また、時刻未定ながら本日予定されている格付け会社フィッチ・レーティングスによるフランスのソブリン格付けの見直し発表は注意したい。政局混迷を受けて格下げに動くようだとユーロ相場への影響が懸念される。
円相場という点では、決戦まで1カ月弱あるもの、自民党総裁選関連のヘッドラインにも気を付けたい。特に「積極財政派」とされる高市氏に関する報道が伝われば円売りを促すことも考えらえる。

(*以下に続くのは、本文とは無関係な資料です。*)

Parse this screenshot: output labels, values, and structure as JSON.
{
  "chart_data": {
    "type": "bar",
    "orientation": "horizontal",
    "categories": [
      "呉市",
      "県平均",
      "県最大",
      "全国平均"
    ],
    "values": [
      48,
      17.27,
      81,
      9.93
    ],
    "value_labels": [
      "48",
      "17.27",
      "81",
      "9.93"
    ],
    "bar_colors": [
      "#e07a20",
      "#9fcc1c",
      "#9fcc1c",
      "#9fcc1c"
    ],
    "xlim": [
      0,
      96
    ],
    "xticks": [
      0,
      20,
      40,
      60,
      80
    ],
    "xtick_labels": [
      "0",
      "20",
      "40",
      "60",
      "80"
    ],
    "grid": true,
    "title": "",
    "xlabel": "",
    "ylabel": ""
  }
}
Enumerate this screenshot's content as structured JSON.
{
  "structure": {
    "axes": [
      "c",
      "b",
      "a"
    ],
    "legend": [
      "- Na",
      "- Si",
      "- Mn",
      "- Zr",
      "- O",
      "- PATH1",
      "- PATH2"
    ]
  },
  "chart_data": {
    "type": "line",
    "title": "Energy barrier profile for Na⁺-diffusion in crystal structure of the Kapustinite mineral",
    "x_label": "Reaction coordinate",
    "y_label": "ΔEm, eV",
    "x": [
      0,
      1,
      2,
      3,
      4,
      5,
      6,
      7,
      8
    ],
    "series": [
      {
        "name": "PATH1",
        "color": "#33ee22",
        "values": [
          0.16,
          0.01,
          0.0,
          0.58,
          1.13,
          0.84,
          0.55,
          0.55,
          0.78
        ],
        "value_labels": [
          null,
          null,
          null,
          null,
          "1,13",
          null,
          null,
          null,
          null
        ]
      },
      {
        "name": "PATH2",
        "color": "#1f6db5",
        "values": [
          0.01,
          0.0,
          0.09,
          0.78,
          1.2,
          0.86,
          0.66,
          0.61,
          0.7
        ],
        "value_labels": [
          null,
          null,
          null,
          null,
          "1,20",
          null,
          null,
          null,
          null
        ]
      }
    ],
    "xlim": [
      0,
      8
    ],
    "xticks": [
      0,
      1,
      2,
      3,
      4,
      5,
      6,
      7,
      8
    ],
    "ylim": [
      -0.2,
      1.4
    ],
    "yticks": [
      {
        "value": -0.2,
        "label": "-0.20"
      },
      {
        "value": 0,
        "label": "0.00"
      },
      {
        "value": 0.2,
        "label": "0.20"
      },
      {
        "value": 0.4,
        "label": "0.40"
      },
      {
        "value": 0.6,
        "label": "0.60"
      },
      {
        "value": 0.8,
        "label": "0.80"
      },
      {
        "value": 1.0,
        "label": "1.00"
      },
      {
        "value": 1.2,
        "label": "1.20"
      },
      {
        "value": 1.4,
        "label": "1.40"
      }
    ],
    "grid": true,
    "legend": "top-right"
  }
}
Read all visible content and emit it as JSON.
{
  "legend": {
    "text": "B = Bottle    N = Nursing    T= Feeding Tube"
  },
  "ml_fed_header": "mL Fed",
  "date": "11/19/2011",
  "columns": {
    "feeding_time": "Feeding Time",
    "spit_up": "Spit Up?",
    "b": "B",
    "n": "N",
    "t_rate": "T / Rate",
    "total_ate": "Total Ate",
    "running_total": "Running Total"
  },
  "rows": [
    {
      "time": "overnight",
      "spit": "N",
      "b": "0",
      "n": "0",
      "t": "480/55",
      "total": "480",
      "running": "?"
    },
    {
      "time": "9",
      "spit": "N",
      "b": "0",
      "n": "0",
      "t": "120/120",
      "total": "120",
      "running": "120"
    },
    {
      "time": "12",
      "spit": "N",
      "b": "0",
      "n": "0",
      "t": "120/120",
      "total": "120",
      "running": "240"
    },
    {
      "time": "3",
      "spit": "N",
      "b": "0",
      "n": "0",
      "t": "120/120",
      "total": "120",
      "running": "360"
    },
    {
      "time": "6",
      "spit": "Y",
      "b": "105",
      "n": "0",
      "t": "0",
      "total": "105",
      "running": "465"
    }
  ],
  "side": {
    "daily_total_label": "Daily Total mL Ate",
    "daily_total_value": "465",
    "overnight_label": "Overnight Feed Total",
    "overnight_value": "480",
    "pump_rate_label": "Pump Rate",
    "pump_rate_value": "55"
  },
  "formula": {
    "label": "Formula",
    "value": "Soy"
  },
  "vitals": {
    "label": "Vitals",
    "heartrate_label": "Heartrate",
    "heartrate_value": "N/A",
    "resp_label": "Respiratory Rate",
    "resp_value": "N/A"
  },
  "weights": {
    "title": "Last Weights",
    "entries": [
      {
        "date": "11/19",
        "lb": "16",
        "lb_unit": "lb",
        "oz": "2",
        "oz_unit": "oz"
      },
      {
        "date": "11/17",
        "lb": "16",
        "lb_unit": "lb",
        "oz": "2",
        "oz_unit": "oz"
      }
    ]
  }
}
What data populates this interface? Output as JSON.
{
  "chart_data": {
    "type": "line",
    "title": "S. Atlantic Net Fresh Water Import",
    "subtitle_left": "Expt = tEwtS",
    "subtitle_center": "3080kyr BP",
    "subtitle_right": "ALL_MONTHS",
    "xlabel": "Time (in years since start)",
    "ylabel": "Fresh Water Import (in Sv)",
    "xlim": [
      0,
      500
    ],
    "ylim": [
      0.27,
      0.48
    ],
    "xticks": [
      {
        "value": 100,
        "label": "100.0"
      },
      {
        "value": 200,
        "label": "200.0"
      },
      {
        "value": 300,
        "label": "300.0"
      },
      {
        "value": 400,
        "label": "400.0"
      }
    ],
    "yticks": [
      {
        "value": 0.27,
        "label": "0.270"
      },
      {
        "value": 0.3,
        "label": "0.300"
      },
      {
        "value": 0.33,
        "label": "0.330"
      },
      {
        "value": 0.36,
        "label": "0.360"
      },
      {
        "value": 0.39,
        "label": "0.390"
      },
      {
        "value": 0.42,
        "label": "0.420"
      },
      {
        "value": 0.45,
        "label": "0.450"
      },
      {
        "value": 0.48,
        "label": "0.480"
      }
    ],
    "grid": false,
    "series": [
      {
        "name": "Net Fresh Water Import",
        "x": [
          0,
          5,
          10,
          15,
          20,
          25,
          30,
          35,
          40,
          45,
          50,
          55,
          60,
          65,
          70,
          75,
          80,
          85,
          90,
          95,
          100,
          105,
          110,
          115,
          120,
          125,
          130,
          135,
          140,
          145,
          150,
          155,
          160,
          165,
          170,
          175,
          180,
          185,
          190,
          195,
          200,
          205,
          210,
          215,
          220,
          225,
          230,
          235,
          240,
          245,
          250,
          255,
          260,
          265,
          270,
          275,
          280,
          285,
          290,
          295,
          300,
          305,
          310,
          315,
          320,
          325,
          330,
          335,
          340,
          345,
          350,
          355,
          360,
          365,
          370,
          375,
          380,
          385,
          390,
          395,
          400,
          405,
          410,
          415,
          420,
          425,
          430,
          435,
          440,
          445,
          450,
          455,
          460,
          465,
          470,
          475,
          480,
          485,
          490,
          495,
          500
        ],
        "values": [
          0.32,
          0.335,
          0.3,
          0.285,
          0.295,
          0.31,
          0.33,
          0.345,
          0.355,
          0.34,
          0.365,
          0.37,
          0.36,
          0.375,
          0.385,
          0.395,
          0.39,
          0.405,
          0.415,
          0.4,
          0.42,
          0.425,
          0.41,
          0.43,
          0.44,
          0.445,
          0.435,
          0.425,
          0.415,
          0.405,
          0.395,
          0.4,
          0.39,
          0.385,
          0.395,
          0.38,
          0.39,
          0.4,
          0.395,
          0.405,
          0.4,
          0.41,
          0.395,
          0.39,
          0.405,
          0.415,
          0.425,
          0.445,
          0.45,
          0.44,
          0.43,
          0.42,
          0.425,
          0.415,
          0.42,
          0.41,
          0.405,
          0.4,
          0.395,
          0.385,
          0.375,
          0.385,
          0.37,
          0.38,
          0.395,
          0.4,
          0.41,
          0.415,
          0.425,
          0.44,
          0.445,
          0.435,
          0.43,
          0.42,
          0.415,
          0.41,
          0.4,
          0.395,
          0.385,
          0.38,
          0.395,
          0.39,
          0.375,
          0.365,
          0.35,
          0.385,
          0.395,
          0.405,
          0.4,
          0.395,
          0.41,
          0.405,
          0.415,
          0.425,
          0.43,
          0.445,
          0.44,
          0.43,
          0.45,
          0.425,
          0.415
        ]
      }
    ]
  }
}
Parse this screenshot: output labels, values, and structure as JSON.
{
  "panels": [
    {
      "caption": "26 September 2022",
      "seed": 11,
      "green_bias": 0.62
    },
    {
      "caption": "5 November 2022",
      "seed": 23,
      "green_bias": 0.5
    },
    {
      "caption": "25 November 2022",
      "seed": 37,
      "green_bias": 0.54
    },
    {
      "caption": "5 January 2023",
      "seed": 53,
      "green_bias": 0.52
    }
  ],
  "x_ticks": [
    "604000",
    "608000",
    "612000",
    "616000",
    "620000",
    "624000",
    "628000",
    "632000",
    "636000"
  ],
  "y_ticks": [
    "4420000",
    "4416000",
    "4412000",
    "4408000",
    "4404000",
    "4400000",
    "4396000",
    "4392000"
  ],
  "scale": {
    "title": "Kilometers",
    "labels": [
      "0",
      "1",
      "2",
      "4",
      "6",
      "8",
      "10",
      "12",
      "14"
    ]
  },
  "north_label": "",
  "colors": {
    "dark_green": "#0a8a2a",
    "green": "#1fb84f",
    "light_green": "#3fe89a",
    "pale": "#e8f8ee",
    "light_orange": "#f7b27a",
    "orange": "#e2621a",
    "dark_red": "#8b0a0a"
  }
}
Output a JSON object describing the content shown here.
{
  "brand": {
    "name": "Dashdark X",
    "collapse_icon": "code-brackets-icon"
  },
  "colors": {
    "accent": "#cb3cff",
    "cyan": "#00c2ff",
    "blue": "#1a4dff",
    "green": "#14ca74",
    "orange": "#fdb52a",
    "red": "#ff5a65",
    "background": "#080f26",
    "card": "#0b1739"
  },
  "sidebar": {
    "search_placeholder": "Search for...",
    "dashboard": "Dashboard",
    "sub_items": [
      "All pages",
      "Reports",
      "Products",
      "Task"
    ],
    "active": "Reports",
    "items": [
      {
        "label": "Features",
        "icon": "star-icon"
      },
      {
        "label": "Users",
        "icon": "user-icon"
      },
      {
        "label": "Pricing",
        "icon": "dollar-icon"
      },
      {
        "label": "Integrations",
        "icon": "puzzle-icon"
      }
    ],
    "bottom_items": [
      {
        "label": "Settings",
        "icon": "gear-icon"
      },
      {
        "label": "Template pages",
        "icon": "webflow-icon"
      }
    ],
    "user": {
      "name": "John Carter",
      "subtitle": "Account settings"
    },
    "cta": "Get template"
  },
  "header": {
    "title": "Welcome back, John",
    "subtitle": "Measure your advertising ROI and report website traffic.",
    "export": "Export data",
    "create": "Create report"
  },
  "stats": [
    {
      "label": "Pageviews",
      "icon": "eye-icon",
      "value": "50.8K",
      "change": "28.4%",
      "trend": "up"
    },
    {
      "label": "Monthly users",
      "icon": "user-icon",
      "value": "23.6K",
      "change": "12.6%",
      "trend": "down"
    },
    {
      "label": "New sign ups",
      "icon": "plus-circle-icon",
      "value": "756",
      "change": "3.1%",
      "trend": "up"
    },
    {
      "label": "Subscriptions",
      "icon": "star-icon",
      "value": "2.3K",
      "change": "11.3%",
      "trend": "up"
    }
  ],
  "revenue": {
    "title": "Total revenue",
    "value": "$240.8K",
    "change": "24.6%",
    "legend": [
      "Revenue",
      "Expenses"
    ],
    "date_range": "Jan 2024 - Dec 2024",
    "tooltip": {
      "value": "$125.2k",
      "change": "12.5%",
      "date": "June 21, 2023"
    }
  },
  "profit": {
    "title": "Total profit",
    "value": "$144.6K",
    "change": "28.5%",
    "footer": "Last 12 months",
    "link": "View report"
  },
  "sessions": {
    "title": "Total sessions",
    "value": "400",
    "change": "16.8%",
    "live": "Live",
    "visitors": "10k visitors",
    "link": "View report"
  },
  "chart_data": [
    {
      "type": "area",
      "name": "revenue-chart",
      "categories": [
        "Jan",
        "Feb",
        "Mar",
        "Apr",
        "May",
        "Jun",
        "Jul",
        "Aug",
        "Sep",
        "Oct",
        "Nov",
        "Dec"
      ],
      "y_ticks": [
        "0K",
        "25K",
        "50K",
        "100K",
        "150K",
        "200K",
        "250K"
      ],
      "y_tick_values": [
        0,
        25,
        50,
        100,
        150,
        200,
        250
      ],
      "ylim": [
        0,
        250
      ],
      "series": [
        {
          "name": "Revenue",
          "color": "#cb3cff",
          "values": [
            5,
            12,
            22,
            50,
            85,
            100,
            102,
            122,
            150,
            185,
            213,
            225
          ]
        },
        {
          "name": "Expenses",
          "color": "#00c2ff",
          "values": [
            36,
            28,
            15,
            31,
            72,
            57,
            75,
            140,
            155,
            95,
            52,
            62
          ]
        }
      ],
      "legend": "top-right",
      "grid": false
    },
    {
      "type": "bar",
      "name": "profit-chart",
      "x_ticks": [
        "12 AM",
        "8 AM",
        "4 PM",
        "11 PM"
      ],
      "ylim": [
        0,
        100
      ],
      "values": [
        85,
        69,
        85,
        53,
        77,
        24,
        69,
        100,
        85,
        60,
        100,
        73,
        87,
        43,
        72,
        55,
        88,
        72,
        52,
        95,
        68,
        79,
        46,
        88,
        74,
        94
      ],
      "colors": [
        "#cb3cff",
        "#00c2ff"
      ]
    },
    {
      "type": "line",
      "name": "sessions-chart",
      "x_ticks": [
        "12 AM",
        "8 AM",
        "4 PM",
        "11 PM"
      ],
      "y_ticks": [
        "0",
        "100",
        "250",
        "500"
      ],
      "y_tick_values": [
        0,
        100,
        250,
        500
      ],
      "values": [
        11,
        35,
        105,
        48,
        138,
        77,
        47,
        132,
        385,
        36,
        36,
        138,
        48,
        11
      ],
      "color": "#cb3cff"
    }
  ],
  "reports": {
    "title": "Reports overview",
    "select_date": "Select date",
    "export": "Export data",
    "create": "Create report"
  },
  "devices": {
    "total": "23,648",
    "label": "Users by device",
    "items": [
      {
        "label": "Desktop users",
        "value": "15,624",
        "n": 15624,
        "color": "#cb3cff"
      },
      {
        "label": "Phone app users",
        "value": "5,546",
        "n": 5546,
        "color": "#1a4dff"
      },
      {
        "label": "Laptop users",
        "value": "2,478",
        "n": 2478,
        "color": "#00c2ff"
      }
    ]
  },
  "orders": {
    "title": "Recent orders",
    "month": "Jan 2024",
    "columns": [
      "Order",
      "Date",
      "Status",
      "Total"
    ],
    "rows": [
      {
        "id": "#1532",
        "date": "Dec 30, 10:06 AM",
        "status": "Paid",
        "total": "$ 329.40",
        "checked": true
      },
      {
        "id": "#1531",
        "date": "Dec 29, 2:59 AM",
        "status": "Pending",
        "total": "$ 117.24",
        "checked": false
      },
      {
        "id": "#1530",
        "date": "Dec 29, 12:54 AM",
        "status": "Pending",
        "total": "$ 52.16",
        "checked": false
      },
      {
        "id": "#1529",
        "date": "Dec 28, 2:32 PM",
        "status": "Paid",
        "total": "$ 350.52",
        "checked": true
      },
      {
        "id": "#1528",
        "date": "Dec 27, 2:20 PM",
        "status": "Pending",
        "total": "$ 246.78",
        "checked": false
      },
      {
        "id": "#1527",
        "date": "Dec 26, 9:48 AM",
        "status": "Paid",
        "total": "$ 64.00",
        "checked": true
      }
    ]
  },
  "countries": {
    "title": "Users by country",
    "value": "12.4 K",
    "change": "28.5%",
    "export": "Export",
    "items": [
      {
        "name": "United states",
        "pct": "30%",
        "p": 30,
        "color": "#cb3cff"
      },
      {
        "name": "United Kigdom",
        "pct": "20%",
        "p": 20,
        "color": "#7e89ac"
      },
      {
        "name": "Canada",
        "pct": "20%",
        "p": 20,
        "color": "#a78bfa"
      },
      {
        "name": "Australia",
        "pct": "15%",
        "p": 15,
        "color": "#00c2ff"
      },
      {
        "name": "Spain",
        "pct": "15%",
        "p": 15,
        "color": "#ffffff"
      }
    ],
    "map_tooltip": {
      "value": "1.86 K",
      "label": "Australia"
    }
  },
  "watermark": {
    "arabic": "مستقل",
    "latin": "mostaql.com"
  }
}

本日は週末ということで、連日で過去最高値を更新しているダウ平均を始めとした米株主要3指数の動きも気になるところ。週末を前にポジション調整の動きが出るようだと、ドル円の重しとなるかもしれない。そのほか、パウエル米連邦準備理事会(FRB)議長への批判が相次いでいるトランプ米大統領を始めとした米政府関係者の不意の発言には備えておきたい。
想定レンジ上限
・ドル円は、日足・一目均衡表の雲の上限148.16円。超えると200日移動平均線148.77円
・ユーロドルは、7月1日に付けた年初来高値1.1829ドル。
想定レンジ下限
・ドル円は、11日安値146.99円。割り込むと9日安値146.31円
・ユーロドルは、11日安値1.1662ドル。